Beyond most architects' current daily roles, in the Handover and Use phases (RIBA Stages 6–7), a quieter shift is underway. AI extends the architect's relationship with the building through technologies like digital twins. Platforms such as Autodesk Tandem, integrated with IoT sensors and agentic AI, create a living digital replica of the built asset. Instead of handing over a static operation manual, architects can now deliver an intelligent system in real time. Architecture is no longer just a finished product; AI is helping to give architects a closed feedback loop on how their spatial concepts perform in reality.
04More Human, Not Less
The AI tools, the new workflow, the application per stage — together they sketch a profession in transition. AI has moved from the edges of research into the daily rhythm of practice faster than almost anyone predicted.
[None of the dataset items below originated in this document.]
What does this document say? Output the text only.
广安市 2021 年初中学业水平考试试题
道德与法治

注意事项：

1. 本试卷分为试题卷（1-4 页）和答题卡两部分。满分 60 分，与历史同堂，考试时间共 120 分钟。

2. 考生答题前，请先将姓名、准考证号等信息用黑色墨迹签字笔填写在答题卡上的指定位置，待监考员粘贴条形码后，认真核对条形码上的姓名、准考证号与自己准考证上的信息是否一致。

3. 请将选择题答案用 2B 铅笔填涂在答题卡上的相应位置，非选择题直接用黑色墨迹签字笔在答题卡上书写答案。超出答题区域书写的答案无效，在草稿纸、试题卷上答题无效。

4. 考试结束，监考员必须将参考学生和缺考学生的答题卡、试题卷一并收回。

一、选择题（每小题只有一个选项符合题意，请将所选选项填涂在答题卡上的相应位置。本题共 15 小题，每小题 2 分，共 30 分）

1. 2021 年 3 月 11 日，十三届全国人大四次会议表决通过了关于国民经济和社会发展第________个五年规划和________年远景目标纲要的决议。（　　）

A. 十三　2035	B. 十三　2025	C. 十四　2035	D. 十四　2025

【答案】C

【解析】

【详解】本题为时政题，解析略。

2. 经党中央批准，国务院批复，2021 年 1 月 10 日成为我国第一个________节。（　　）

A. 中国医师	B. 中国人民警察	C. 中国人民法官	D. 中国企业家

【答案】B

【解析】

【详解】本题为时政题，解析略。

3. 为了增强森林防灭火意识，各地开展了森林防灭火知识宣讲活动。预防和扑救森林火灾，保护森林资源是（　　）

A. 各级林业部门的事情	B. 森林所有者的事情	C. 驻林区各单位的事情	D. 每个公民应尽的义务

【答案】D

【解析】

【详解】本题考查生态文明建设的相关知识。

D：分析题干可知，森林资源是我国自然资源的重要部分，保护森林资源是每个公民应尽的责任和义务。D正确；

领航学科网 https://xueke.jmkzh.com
What remains less settled is what this means for the architect standing at the centre of it.
AI has not reduced the architect's role — it has intensified it. Every image generated in seconds still requires a human to judge, direct, and discard. The workflow demands more decisions per project, not fewer. The risk is real: over-reliance on AI outputs can flatten creative ambition, and the profession must resist mistaking speed for depth.
But the opportunity is greater. Architects who master this workflow can think at a scale and pace previously impossible — testing bolder ideas earlier, communicating them more compellingly, and spending their hardest thinking where it has always mattered most: the decisions no algorithm can make.